On a recent visit to the library, Lissa picked up The Millennium Problems, by Keith Devlin, thinking I might find it amusing. I do. It is the story of a set of seven mathematical problems for which the Clay Foundation has offered million dollar prizes.
Devlin offers up for himself what he acknowledges at the outset is an impossible task – to explain to us, dear readers, that which is not reasonbly explainable:
For the most part, I do not aim at a detailed description of the problems. It is just not possible to describe most of them accurately in lay terms – or even in terms familiar to someone with a university degree in mathematics.
This does not make the book, at least so far, any less enjoyable for the knowledge that when I’m done I won’t understand the problems. I’ve become comfortable with black boxes, with knowing that there are thinks I won’t understand, and don’t need to. As long as one carefully circumscribes the box and understand its place in the system, one can get by quite nicely as long as one can place trust in the box builder. A lot of my science writing falls into this realm. In some cases I understand the box’s inner workings, but leave it as a box for readers. In some cases it’s a box in my own mind.
Think of the boxes as functions, a concept I take for granted in writing computer code but that was a thoughtful innovation a century-and-a-half ago. Quoting Devlin here, if I may be tricky and self-referential:
A function can be any rule that takes objects of one kind and produces new objects from them. According to this new conception, the rule that associates with each country in the world its capital city is a bona fide function (albeit a non-mathematical one.)

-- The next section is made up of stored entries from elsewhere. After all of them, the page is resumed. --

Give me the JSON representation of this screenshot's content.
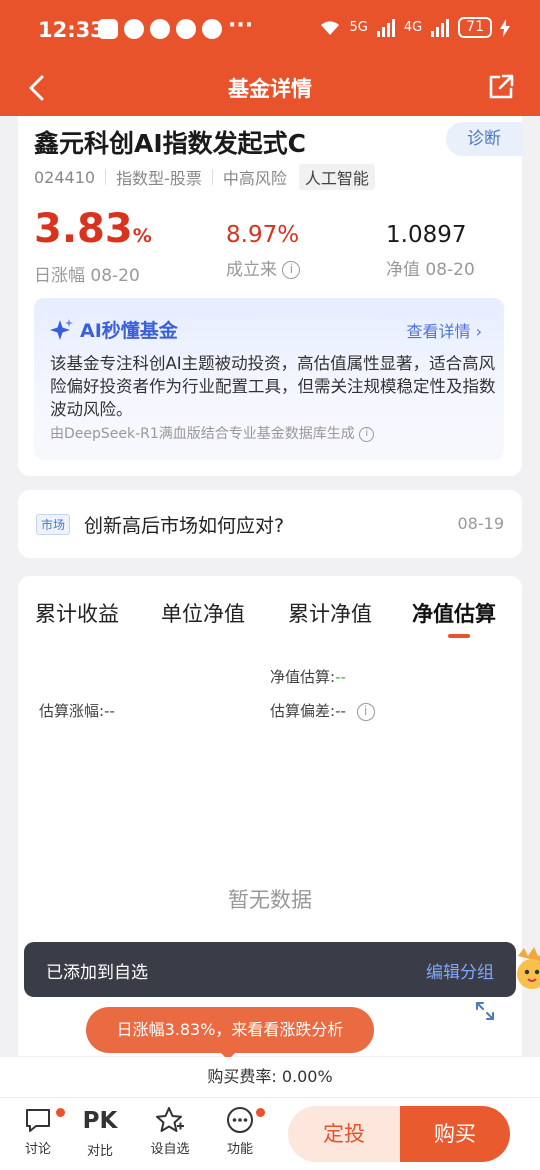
{
  "status_bar": {
    "time": "12:33",
    "ellipsis": "···",
    "signal_1": "5G",
    "signal_2": "4G",
    "battery": "71"
  },
  "nav": {
    "title": "基金详情"
  },
  "fund": {
    "name": "鑫元科创AI指数发起式C",
    "diagnose_label": "诊断",
    "code": "024410",
    "type": "指数型-股票",
    "risk": "中高风险",
    "theme": "人工智能",
    "daily_change_value": "3.83",
    "daily_change_unit": "%",
    "daily_change_label": "日涨幅 08-20",
    "since_inception_value": "8.97%",
    "since_inception_label": "成立来",
    "nav_value": "1.0897",
    "nav_label": "净值 08-20"
  },
  "ai_summary": {
    "title": "AI秒懂基金",
    "more_label": "查看详情",
    "text": "该基金专注科创AI主题被动投资，高估值属性显著，适合高风险偏好投资者作为行业配置工具，但需关注规模稳定性及指数波动风险。",
    "source": "由DeepSeek-R1满血版结合专业基金数据库生成"
  },
  "news": {
    "tag": "市场",
    "title": "创新高后市场如何应对?",
    "date": "08-19"
  },
  "chart_tabs": [
    {
      "label": "累计收益"
    },
    {
      "label": "单位净值"
    },
    {
      "label": "累计净值"
    },
    {
      "label": "净值估算"
    }
  ],
  "estimate": {
    "nav_est_label": "净值估算:",
    "nav_est_value": "--",
    "change_label": "估算涨幅:",
    "change_value": "--",
    "deviation_label": "估算偏差:",
    "deviation_value": "--",
    "no_data": "暂无数据"
  },
  "toast": {
    "message": "已添加到自选",
    "action": "编辑分组"
  },
  "bubble": {
    "text": "日涨幅3.83%，来看看涨跌分析"
  },
  "fee": {
    "text": "购买费率: 0.00%"
  },
  "bottom_bar": {
    "discuss": "讨论",
    "pk_glyph": "PK",
    "compare": "对比",
    "add_watch": "设自选",
    "functions": "功能",
    "fixed_invest": "定投",
    "buy": "购买"
  },
  "colors": {
    "brand": "#e8532c",
    "rise": "#d8331f",
    "ai_blue": "#3a5fd8"
  }
}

Mathematicians began to study the properties of abstract functions, specified not by some formula by their behavior.
So my black boxes are functions:
capital = f(country);
If I want, I can look at the way the author of my library (I slip into softwarespeak here) has written the function to return national capitals. Or I can trust the library, and treat it as a black box, thinking instead about the context rather than the ugly details.
Years ago, I was visiting my friend John in Olympia, Wash., and he took me for a late-night hike down through the woods to the water’s edge. It was pitch black, and for the first mile or so I was incredibly frustrated and on edge as I tried to peer down through the blackness to see my footfalls. After a while, though, I realized I could just unfocus my eyes and fix my gaze on John’s white T-shirt ahead of me and just follow it. And then I was fine.
Sometimes you have to just let go of the details.